From a purely rational standpoint, our enemies have an advantage over us. Being the sort who don't mind holding onto a tongue with a pair of pliers while reaching in with a straight razor to amputate it, the morality of a nuclear weapon never enters into the equation. Instead, the only questions they consider are, can we do it, and how many people can we kill? Does anyone really think we can peacefully coexist with those holding this mindset?

The answer is, of course not. The world is still a jungle and ruled by the Law of Claw and Fang. Wishing it weren't so, or believing that humanity is more evolved than that is just avoiding the problem. The world is only one generation away from barbarism... if that far.

That is why we need to develop nuclear bunker busters... and a working anti-ballistic missile system... and a technologically overwhelming conventional military. The wolf is out there. He needs to know that we aren't sheep that are there for the taking. If he's too dumb, or too hungry, or too irrational to understand, then we need to be able to shred him—deep in his lair—before any of the sheep get eaten.
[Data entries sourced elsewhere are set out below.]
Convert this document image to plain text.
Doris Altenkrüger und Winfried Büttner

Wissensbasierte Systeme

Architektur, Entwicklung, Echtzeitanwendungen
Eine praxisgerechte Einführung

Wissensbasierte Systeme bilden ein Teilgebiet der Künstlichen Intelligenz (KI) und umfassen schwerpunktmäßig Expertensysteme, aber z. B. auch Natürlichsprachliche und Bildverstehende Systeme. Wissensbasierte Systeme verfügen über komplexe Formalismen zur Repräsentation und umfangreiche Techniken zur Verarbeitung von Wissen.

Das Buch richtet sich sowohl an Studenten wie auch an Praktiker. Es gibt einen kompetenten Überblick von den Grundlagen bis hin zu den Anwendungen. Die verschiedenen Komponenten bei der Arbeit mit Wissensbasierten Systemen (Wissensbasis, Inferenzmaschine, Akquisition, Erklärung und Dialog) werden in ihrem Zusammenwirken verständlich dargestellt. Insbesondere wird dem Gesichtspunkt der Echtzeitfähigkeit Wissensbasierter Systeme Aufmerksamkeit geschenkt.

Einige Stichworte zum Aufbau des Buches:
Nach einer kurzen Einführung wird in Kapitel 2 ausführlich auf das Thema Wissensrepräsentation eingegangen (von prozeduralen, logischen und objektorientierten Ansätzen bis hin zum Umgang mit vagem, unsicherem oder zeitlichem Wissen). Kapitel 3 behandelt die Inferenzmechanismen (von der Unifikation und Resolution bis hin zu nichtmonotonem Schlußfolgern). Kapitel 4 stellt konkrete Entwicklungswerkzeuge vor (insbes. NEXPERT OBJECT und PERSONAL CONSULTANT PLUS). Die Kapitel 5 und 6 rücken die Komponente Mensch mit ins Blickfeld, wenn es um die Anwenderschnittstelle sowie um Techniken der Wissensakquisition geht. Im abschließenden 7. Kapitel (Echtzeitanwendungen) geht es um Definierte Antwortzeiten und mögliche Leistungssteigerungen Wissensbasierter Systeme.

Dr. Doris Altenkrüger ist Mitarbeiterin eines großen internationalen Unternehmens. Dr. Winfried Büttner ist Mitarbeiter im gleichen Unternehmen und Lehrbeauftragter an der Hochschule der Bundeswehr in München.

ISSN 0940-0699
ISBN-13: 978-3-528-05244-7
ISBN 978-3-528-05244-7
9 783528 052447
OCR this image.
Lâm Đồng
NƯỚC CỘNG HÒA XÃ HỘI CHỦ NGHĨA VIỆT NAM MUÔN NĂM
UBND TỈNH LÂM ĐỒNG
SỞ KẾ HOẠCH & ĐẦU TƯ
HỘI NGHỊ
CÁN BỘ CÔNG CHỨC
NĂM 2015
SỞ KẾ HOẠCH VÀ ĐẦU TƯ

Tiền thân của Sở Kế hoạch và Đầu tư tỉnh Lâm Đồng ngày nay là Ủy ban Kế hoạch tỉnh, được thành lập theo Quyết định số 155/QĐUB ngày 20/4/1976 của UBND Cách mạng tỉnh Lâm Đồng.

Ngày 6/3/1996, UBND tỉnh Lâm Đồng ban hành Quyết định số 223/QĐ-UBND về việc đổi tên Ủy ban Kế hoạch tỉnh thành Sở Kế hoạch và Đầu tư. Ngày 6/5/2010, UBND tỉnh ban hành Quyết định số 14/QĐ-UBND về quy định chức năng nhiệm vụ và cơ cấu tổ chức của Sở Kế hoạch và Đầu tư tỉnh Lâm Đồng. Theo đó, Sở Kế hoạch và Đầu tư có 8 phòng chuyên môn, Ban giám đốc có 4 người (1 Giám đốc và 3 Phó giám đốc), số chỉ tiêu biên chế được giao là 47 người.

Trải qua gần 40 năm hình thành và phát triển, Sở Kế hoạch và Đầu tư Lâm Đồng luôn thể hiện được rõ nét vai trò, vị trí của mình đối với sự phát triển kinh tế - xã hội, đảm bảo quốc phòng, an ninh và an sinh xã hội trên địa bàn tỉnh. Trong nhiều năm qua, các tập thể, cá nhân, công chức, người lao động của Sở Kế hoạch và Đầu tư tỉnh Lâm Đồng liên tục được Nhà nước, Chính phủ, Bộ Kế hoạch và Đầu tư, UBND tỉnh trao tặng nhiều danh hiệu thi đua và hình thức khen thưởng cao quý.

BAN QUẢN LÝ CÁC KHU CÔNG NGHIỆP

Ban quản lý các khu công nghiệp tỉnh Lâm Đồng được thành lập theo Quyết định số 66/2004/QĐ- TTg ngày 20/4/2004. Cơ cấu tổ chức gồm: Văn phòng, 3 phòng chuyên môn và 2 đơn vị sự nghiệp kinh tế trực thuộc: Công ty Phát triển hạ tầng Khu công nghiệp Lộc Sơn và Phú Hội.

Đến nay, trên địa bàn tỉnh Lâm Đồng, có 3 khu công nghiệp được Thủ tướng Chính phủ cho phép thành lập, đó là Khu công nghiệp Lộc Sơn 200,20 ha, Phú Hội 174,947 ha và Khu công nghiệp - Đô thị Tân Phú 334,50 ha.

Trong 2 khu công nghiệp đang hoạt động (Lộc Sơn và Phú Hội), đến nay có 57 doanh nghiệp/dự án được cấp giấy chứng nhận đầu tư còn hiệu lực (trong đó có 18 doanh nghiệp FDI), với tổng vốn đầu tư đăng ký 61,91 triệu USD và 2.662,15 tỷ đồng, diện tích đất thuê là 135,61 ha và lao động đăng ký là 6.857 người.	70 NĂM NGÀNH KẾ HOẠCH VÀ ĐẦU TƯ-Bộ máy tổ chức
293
And that is why, after eight years of Bill Clinton and the problems we are facing today caused by his abrogation of his responsibilities, this country cannot afford another weak and indecisive leader. It's not about nuclear bunker busters. It's about a fundamental understanding of the use of force. Kerry lacks that understanding. His election would unravel the War on Terror and leave us unprepared for the inevitable nuclear confrontation that is coming.